Border ownership signals emerge in an artificial neural network trained to predict future visual input

Poster Presentation 63.302: Wednesday, May 22, 2024, 8:30 am – 12:30 pm, Banyan Breezeway
Session: Perceptual Organization: Segmentation, shapes, objects

Zeyuan Ye1 (), Ralf Wessel1, Tom P. Franken1; 1Washington University in St. Louis

To identify the objects that surround us, the brain needs to segment visual scenes into organized collections of objects.

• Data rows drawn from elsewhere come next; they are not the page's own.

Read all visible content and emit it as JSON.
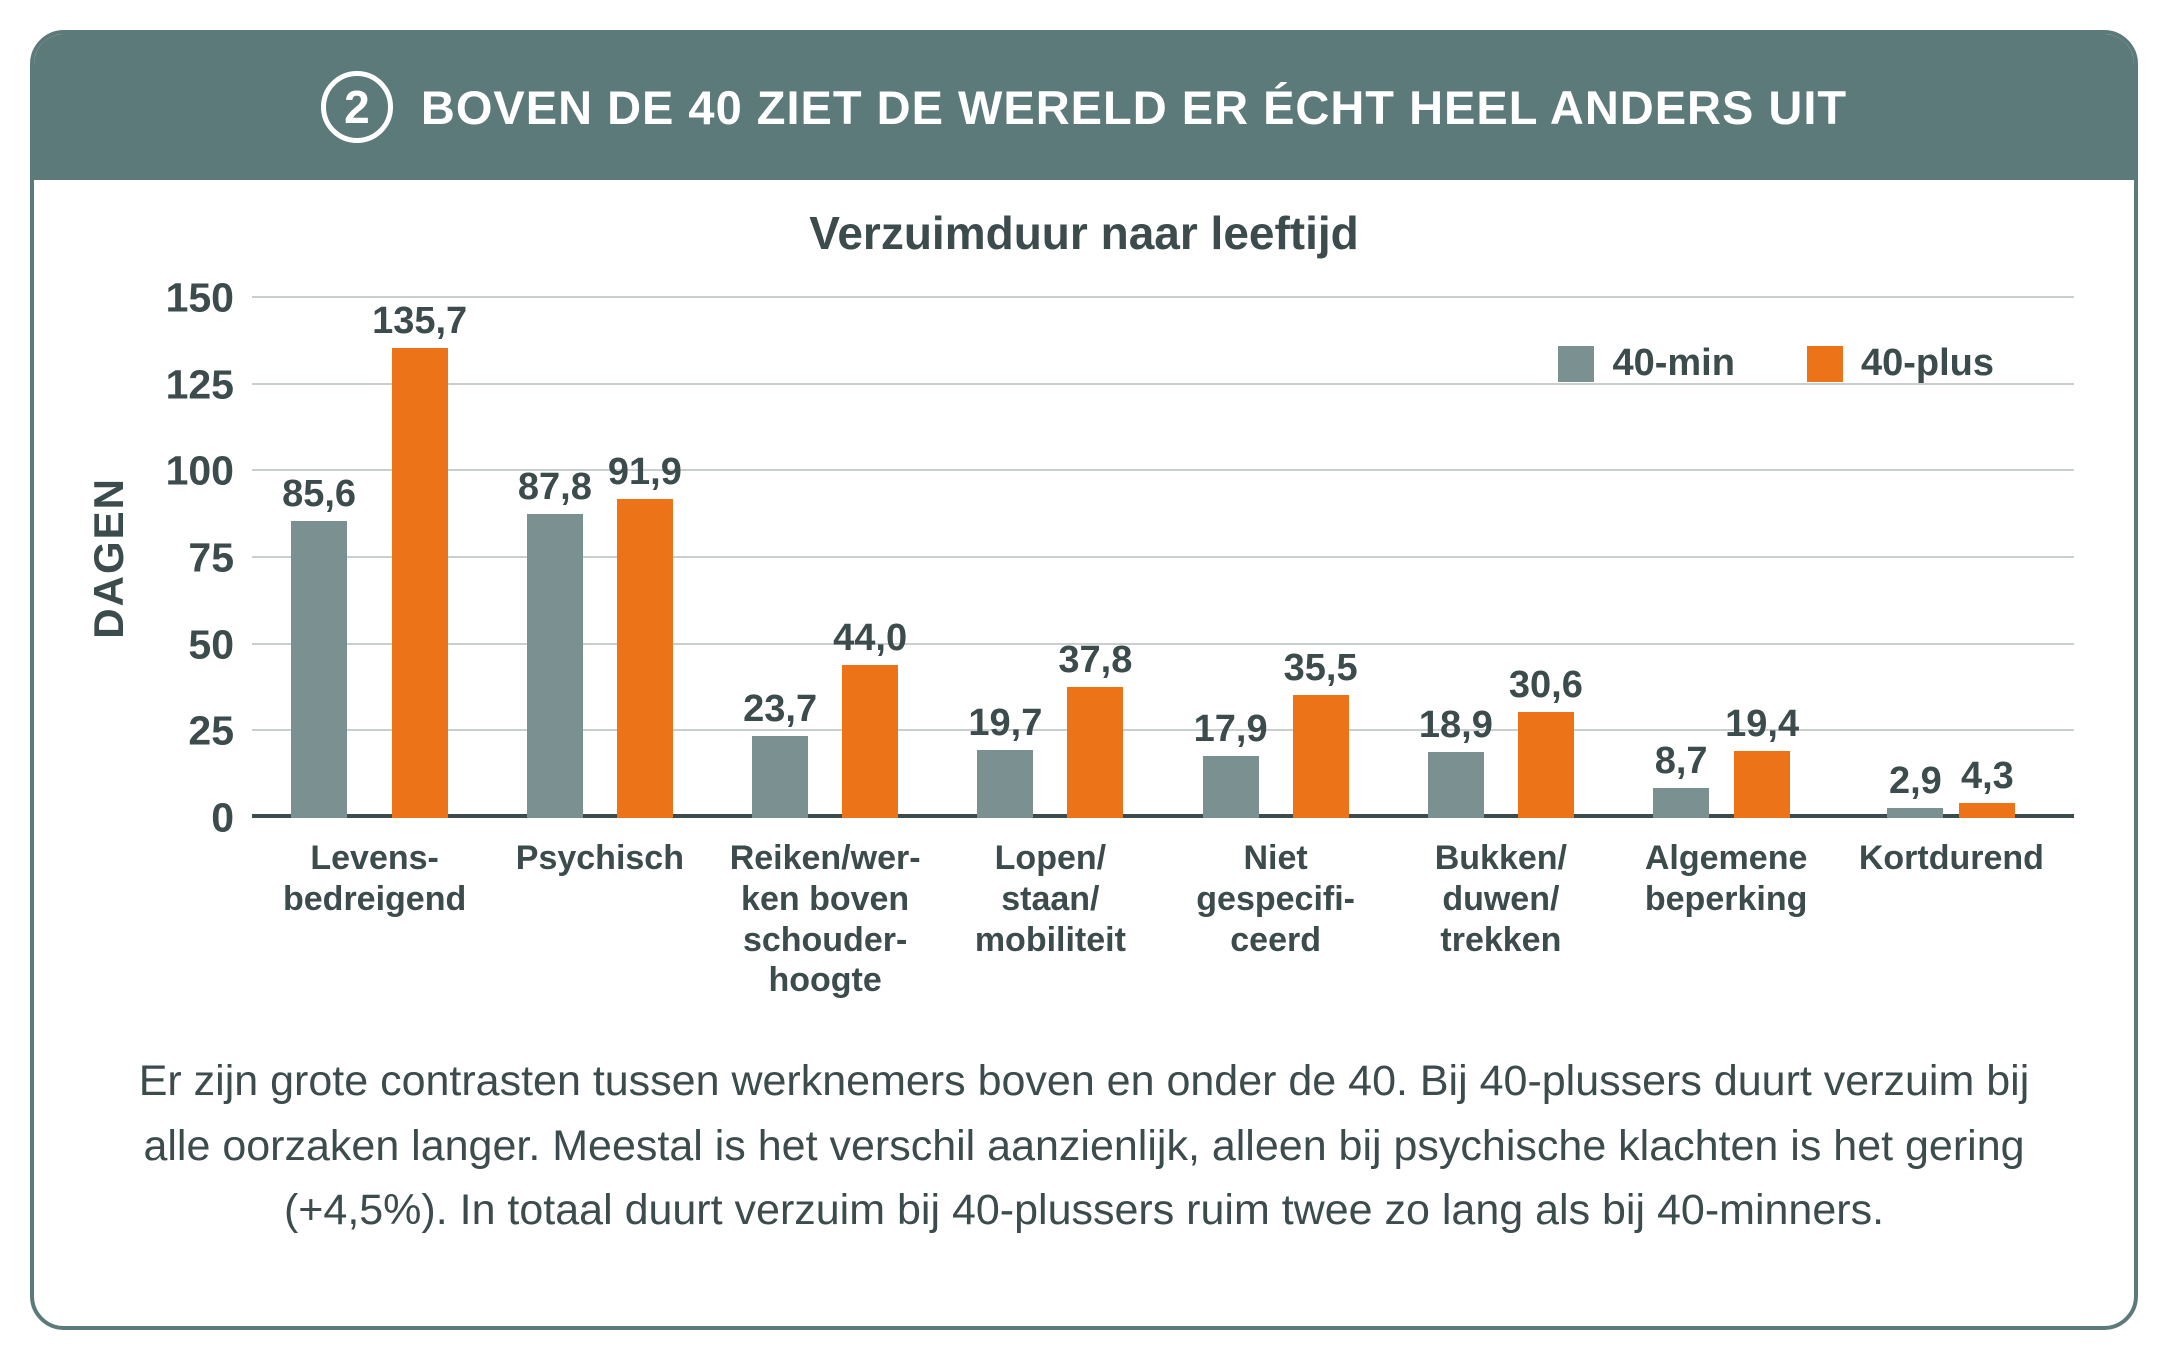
{
  "header": {
    "badge": "2",
    "title": "BOVEN DE 40 ZIET DE WERELD ER ÉCHT HEEL ANDERS UIT"
  },
  "chart_data": {
    "type": "bar",
    "title": "Verzuimduur naar leeftijd",
    "xlabel": "",
    "ylabel": "DAGEN",
    "ylim": [
      0,
      150
    ],
    "ytick_step": 25,
    "grid": true,
    "legend_position": "top-right",
    "categories": [
      {
        "label": "Levensbedreigend",
        "lines": [
          "Levens-",
          "bedreigend"
        ]
      },
      {
        "label": "Psychisch",
        "lines": [
          "Psychisch"
        ]
      },
      {
        "label": "Reiken/werken boven schouderhoogte",
        "lines": [
          "Reiken/wer-",
          "ken boven",
          "schouder-",
          "hoogte"
        ]
      },
      {
        "label": "Lopen/staan/mobiliteit",
        "lines": [
          "Lopen/",
          "staan/",
          "mobiliteit"
        ]
      },
      {
        "label": "Niet gespecificeerd",
        "lines": [
          "Niet",
          "gespecifi-",
          "ceerd"
        ]
      },
      {
        "label": "Bukken/duwen/trekken",
        "lines": [
          "Bukken/",
          "duwen/",
          "trekken"
        ]
      },
      {
        "label": "Algemene beperking",
        "lines": [
          "Algemene",
          "beperking"
        ]
      },
      {
        "label": "Kortdurend",
        "lines": [
          "Kortdurend"
        ]
      }
    ],
    "series": [
      {
        "name": "40-min",
        "color": "#7B9090",
        "values": [
          85.6,
          87.8,
          23.7,
          19.7,
          17.9,
          18.9,
          8.7,
          2.9
        ],
        "labels": [
          "85,6",
          "87,8",
          "23,7",
          "19,7",
          "17,9",
          "18,9",
          "8,7",
          "2,9"
        ]
      },
      {
        "name": "40-plus",
        "color": "#EC7318",
        "values": [
          135.7,
          91.9,
          44.0,
          37.8,
          35.5,
          30.6,
          19.4,
          4.3
        ],
        "labels": [
          "135,7",
          "91,9",
          "44,0",
          "37,8",
          "35,5",
          "30,6",
          "19,4",
          "4,3"
        ]
      }
    ]
  },
  "footer": {
    "text": "Er zijn grote contrasten tussen werknemers boven en onder de 40. Bij 40-plussers duurt verzuim bij alle oorzaken langer. Meestal is het verschil aanzienlijk, alleen bij psychische klachten is het gering (+4,5%). In totaal duurt verzuim bij 40-plussers ruim twee zo lang als bij 40-minners."
  },
  "colors": {
    "header_bg": "#5C7A79",
    "text": "#3C4B4C",
    "gridline": "#C9CFCF",
    "axis_zero_line": "#3C4B4C"
  }
}
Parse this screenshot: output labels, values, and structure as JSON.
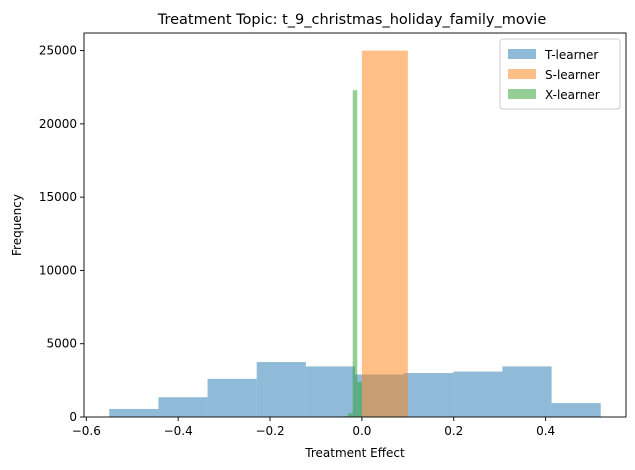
{
  "chart_data": {
    "type": "histogram",
    "title": "Treatment Topic: t_9_christmas_holiday_family_movie",
    "xlabel": "Treatment Effect",
    "ylabel": "Frequency",
    "xlim": [
      -0.605,
      0.575
    ],
    "ylim": [
      0,
      26200
    ],
    "xticks": [
      -0.6,
      -0.4,
      -0.2,
      0.0,
      0.2,
      0.4
    ],
    "xtick_labels": [
      "−0.6",
      "−0.4",
      "−0.2",
      "0.0",
      "0.2",
      "0.4"
    ],
    "yticks": [
      0,
      5000,
      10000,
      15000,
      20000,
      25000
    ],
    "ytick_labels": [
      "0",
      "5000",
      "10000",
      "15000",
      "20000",
      "25000"
    ],
    "legend_position": "top-right",
    "bar_alpha": 0.5,
    "series": [
      {
        "name": "T-learner",
        "color": "#1f77b4",
        "bins": [
          {
            "x0": -0.55,
            "x1": -0.443,
            "value": 550
          },
          {
            "x0": -0.443,
            "x1": -0.336,
            "value": 1350
          },
          {
            "x0": -0.336,
            "x1": -0.229,
            "value": 2600
          },
          {
            "x0": -0.229,
            "x1": -0.122,
            "value": 3750
          },
          {
            "x0": -0.122,
            "x1": -0.015,
            "value": 3450
          },
          {
            "x0": -0.015,
            "x1": 0.092,
            "value": 2900
          },
          {
            "x0": 0.092,
            "x1": 0.199,
            "value": 3000
          },
          {
            "x0": 0.199,
            "x1": 0.306,
            "value": 3100
          },
          {
            "x0": 0.306,
            "x1": 0.413,
            "value": 3450
          },
          {
            "x0": 0.413,
            "x1": 0.52,
            "value": 950
          }
        ]
      },
      {
        "name": "S-learner",
        "color": "#ff7f0e",
        "bins": [
          {
            "x0": 0.0,
            "x1": 0.1,
            "value": 25000
          }
        ]
      },
      {
        "name": "X-learner",
        "color": "#2ca02c",
        "bins": [
          {
            "x0": -0.04,
            "x1": -0.03,
            "value": 50
          },
          {
            "x0": -0.03,
            "x1": -0.02,
            "value": 250
          },
          {
            "x0": -0.02,
            "x1": -0.01,
            "value": 22300
          },
          {
            "x0": -0.01,
            "x1": 0.0,
            "value": 2400
          }
        ]
      }
    ]
  }
}
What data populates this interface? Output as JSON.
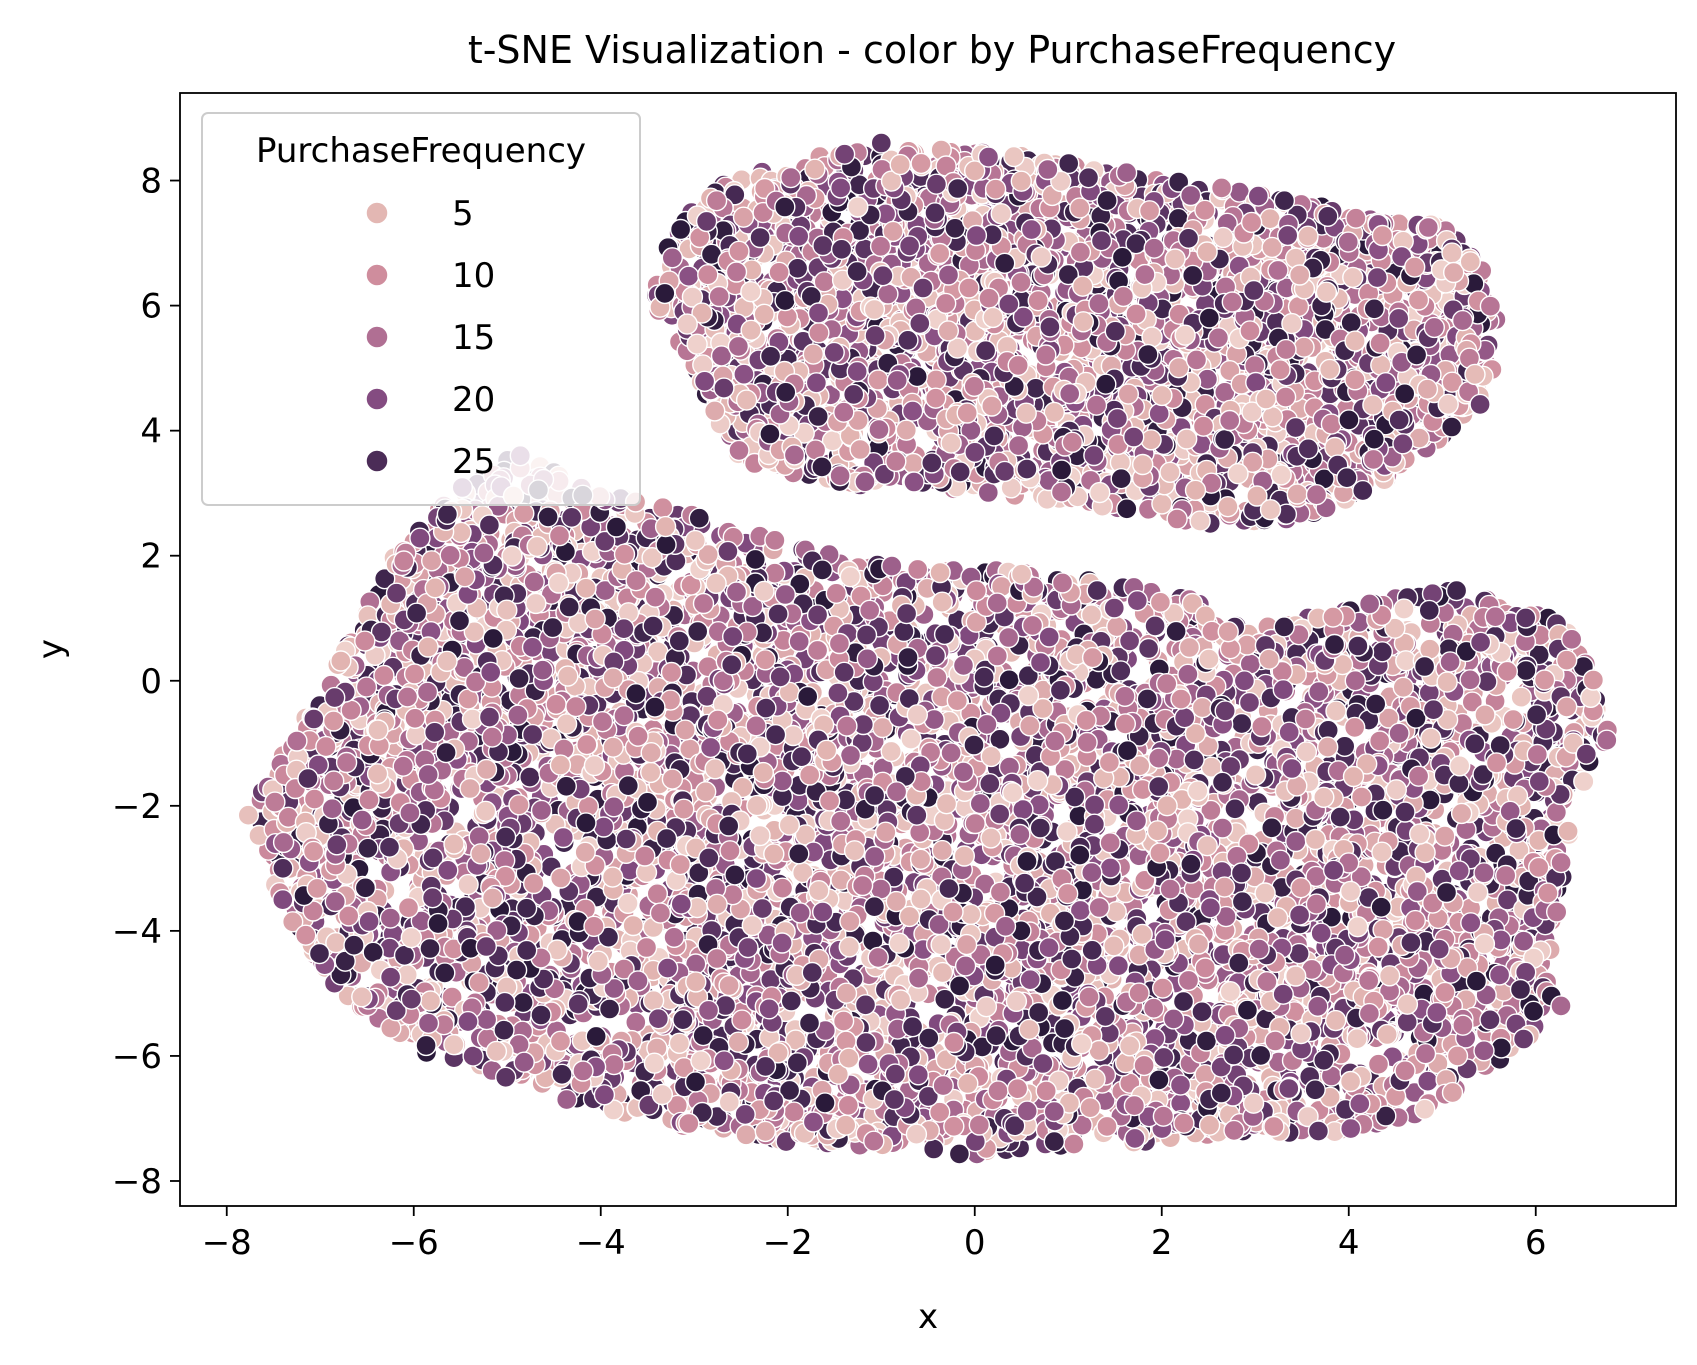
{
  "chart_data": {
    "type": "scatter",
    "title": "t-SNE Visualization - color by PurchaseFrequency",
    "xlabel": "x",
    "ylabel": "y",
    "xlim": [
      -8.5,
      7.5
    ],
    "ylim": [
      -8.4,
      9.4
    ],
    "xticks": [
      -8,
      -6,
      -4,
      -2,
      0,
      2,
      4,
      6
    ],
    "xtick_labels": [
      "−8",
      "−6",
      "−4",
      "−2",
      "0",
      "2",
      "4",
      "6"
    ],
    "yticks": [
      -8,
      -6,
      -4,
      -2,
      0,
      2,
      4,
      6,
      8
    ],
    "ytick_labels": [
      "−8",
      "−6",
      "−4",
      "−2",
      "0",
      "2",
      "4",
      "6",
      "8"
    ],
    "grid": false,
    "legend": {
      "title": "PurchaseFrequency",
      "placement": "top-left",
      "entries": [
        {
          "label": "5",
          "value": 5,
          "color": "#e3b7b3"
        },
        {
          "label": "10",
          "value": 10,
          "color": "#cf8d9d"
        },
        {
          "label": "15",
          "value": 15,
          "color": "#b06f93"
        },
        {
          "label": "20",
          "value": 20,
          "color": "#844c81"
        },
        {
          "label": "25",
          "value": 25,
          "color": "#4b2c57"
        }
      ]
    },
    "color_scale": {
      "min": 1,
      "max": 29,
      "colors": [
        "#efd1cc",
        "#e3b7b3",
        "#cf8d9d",
        "#b06f93",
        "#844c81",
        "#4b2c57",
        "#2a1a3a"
      ]
    },
    "clusters": [
      {
        "name": "",
        "outline": [
          [
            -4.9,
            3.6
          ],
          [
            -3.9,
            3.0
          ],
          [
            -3.3,
            2.8
          ],
          [
            -2.5,
            2.4
          ],
          [
            -1.5,
            2.0
          ],
          [
            -0.5,
            1.85
          ],
          [
            0.5,
            1.75
          ],
          [
            1.5,
            1.6
          ],
          [
            2.3,
            1.3
          ],
          [
            3.0,
            0.9
          ],
          [
            3.8,
            1.05
          ],
          [
            4.5,
            1.35
          ],
          [
            5.2,
            1.45
          ],
          [
            5.9,
            1.15
          ],
          [
            6.3,
            0.9
          ],
          [
            6.6,
            0.2
          ],
          [
            6.8,
            -0.95
          ],
          [
            6.4,
            -2.0
          ],
          [
            6.25,
            -3.5
          ],
          [
            6.2,
            -5.0
          ],
          [
            5.9,
            -5.75
          ],
          [
            5.4,
            -6.3
          ],
          [
            4.8,
            -6.9
          ],
          [
            4.0,
            -7.2
          ],
          [
            3.0,
            -7.3
          ],
          [
            2.0,
            -7.35
          ],
          [
            1.0,
            -7.45
          ],
          [
            0.0,
            -7.6
          ],
          [
            -1.0,
            -7.45
          ],
          [
            -2.0,
            -7.4
          ],
          [
            -3.0,
            -7.15
          ],
          [
            -4.0,
            -6.9
          ],
          [
            -5.0,
            -6.4
          ],
          [
            -6.0,
            -5.9
          ],
          [
            -6.8,
            -5.0
          ],
          [
            -7.3,
            -3.9
          ],
          [
            -7.7,
            -2.6
          ],
          [
            -7.8,
            -2.15
          ],
          [
            -7.4,
            -1.2
          ],
          [
            -7.0,
            -0.2
          ],
          [
            -6.7,
            0.6
          ],
          [
            -6.4,
            1.5
          ],
          [
            -6.0,
            2.5
          ],
          [
            -5.5,
            3.2
          ]
        ],
        "points": 7200,
        "outliers": [
          [
            -7.77,
            -2.15
          ],
          [
            6.76,
            -0.95
          ],
          [
            6.27,
            -5.2
          ],
          [
            5.87,
            -5.73
          ],
          [
            -4.86,
            3.6
          ]
        ]
      },
      {
        "name": "",
        "outline": [
          [
            -3.5,
            6.0
          ],
          [
            -3.2,
            7.3
          ],
          [
            -2.8,
            7.9
          ],
          [
            -2.0,
            8.3
          ],
          [
            -1.0,
            8.55
          ],
          [
            0.0,
            8.5
          ],
          [
            1.0,
            8.3
          ],
          [
            2.0,
            8.05
          ],
          [
            3.0,
            7.8
          ],
          [
            4.0,
            7.5
          ],
          [
            5.0,
            7.3
          ],
          [
            5.5,
            6.6
          ],
          [
            5.6,
            5.6
          ],
          [
            5.5,
            4.5
          ],
          [
            5.0,
            3.9
          ],
          [
            4.3,
            3.1
          ],
          [
            3.5,
            2.6
          ],
          [
            2.5,
            2.5
          ],
          [
            1.5,
            2.75
          ],
          [
            0.5,
            2.95
          ],
          [
            -0.5,
            3.1
          ],
          [
            -1.5,
            3.1
          ],
          [
            -2.5,
            3.5
          ],
          [
            -2.8,
            4.3
          ],
          [
            -3.0,
            5.0
          ]
        ],
        "points": 3300,
        "outliers": [
          [
            -1.0,
            8.6
          ],
          [
            5.3,
            6.7
          ],
          [
            5.35,
            4.9
          ]
        ]
      }
    ]
  }
}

A dominant segmentation signal in the visual cortex of the primate brain is border ownership: border ownership neurons signal which side of a border is owned by a foreground surface. Neural border ownership is known to display hysteresis with scene changes or object motion, suggesting that these neurons aid in processing dynamic visual scenes. Here we explore whether border ownership signals emerge in a neural network trained to predict future visual input. We evaluated whether units in PredNet, an artificial neural network trained to predict the next frame in natural videos, are selective for border ownership. We measured the response of units in PredNet to static scenes of an isoluminant square on an isoluminant background. We focused our analysis on units for which the classical receptive field only contained a luminance contrast border which could – in different trials – be owned by a square on one or the other side (border ownership). Scenes also varied in border orientation and luminance contrast polarity. We found that R and E units in PredNet are often selective for border ownership, irrespective of the luminance contrast polarity. The preferred side of ownership was remarkably tolerant to border orientation, similar as in our data from the non-human primate brain. The proportion of border ownership units was higher in deeper layers (L1,2,3>L0). The magnitude of border ownership signals increased with depth (L3>L2>L1>L0). Our data show that units selective for border ownership emerge in PredNet even though this network was not explicitly trained to segment visual scenes, but instead to predict the next frame in natural videos. This suggests that border ownership units in neural networks aid in efficiently predicting future input in natural videos.

Acknowledgements: This work was supported by NIH grant R00EY031795 (TPF) and the "Incubator for Transdisciplinary Futures: Toward a Synergy Between Artificial Intelligence and Neuroscience" (RW).